The biggest strength of Wadjet Eye's games has always been their elaborately-built settings and their history, and the game drip-feeds just enough of what this future is like and how easy it is to live there to give the player enough of a window but without swamping them with a database of optional exposition. Players quickly learn what the Trance is, what wetware is and does and its importance in modern computer systems out of plot necessity, gradually also gleaning the reshaped geography, socio-political climate, the increased disparity in living conditions between the haves and have-nots and snippets of the events, often calamitous, that occurred between our present day and theirs. Even if you aren't invested in the game's conspiracy-rich story, which once again sees multiple protagonists in the principled but mournful future-cop Dr. Charles Regis and the irreverent and pessimistic Trance-addicted hacker Latha Sesame, playing the game continually reveals new facts about this fascinating cyberpunk setting. Likewise, the puzzles are as on-point as ever: the initial puzzle in the Quick Look as Vinny hacks the annoying chirpy food replicator AI is one example of using both physical and cybernetic objects to produce solutions, which in turn affects the personalities of synthetic lifeforms and changes the dialogue to match. The puzzle that immediately follows the Quick Look takes the concept even further. I'd assume the whole game isn't like this, but given that one of the playable characters is a resourceful hacker and the other is no slouch in that department either - partly thanks to his wetware-enhanced partner Max Lao, (minor spoiler) the first transgendered video game character I've seen in a while - I have to imagine there'll be more Gibson-esque scenarios moving forward.

I hope this isn't the end we've seen of the Trance. I can't imagine it is, given it's built directly into Latha/Mandala's brain.
I hope this isn't the end we've seen of the Trance. I can't imagine it is, given it's built directly into Latha/Mandala's brain.
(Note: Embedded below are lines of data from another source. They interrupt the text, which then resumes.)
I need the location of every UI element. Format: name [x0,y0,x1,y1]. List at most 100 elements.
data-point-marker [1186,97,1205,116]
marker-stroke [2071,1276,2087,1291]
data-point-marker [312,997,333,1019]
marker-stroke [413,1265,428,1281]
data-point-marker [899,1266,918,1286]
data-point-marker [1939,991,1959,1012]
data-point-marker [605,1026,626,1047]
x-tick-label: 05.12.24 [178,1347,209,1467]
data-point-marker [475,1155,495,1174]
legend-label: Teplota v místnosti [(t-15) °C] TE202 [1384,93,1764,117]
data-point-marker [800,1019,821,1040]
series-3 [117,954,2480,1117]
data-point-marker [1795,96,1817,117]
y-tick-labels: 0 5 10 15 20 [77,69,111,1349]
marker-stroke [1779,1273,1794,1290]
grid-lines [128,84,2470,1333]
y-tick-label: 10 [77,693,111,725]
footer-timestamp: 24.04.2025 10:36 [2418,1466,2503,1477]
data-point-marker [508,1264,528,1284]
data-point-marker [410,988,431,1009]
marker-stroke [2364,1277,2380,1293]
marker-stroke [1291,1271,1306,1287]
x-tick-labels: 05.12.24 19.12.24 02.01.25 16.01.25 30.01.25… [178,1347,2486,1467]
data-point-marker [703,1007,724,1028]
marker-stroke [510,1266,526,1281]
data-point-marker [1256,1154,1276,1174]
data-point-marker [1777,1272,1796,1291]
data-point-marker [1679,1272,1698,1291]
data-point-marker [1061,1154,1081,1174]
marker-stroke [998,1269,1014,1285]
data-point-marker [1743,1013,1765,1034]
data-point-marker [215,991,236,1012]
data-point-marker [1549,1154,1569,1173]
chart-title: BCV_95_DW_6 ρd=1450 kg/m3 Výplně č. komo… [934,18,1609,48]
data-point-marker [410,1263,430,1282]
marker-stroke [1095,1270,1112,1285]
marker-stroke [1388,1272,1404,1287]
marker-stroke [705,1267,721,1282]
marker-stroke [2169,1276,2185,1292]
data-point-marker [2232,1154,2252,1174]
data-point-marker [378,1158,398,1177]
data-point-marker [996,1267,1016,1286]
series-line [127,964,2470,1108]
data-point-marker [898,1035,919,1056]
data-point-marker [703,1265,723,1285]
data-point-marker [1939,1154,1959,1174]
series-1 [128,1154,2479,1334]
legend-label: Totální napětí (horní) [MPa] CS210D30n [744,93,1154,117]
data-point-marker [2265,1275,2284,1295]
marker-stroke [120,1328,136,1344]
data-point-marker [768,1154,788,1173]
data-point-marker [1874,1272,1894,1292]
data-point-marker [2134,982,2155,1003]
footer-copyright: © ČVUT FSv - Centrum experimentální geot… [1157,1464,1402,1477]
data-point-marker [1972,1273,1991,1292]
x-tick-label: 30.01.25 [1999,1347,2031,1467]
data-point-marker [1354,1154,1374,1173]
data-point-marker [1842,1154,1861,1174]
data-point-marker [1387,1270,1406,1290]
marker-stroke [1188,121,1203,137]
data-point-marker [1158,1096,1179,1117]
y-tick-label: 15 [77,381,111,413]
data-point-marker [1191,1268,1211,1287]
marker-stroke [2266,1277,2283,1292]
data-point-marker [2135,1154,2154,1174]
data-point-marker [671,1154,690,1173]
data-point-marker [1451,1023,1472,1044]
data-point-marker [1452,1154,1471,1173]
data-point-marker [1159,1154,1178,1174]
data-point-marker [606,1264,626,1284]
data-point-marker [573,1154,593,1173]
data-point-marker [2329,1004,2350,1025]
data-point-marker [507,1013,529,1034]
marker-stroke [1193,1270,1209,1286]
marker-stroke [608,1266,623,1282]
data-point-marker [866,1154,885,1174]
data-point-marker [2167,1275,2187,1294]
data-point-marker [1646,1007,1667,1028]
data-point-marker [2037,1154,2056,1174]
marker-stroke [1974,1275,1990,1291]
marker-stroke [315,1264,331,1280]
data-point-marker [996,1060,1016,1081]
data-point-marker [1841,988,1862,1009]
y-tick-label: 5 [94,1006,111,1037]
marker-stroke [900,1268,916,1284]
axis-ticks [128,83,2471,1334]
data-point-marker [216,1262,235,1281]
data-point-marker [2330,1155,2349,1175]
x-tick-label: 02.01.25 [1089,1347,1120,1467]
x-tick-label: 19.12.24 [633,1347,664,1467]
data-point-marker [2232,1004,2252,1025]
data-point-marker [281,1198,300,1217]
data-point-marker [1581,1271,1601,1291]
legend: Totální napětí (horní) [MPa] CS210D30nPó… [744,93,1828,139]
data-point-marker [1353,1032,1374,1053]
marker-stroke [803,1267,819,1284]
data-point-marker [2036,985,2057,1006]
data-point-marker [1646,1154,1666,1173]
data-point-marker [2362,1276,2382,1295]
It's been a good few years recently for cyberpunk fans. Between Harebrained Schemes's successful reboot of Shadowrun and action games like Dex and Syndicate, not to mention upcoming games Cyberpunk 2077 and Deus Ex: Mankind Divided, we won't be hurting for jacked-in deckers and grimy neon cities anytime soon. Even so, I'd recommend genre fans check out Technobabylon, even though I'm not even halfway through it. As with TheBUTT and Life is Strange before it, the hooks are firmly in and I'm dedicated to seeing this story to its end.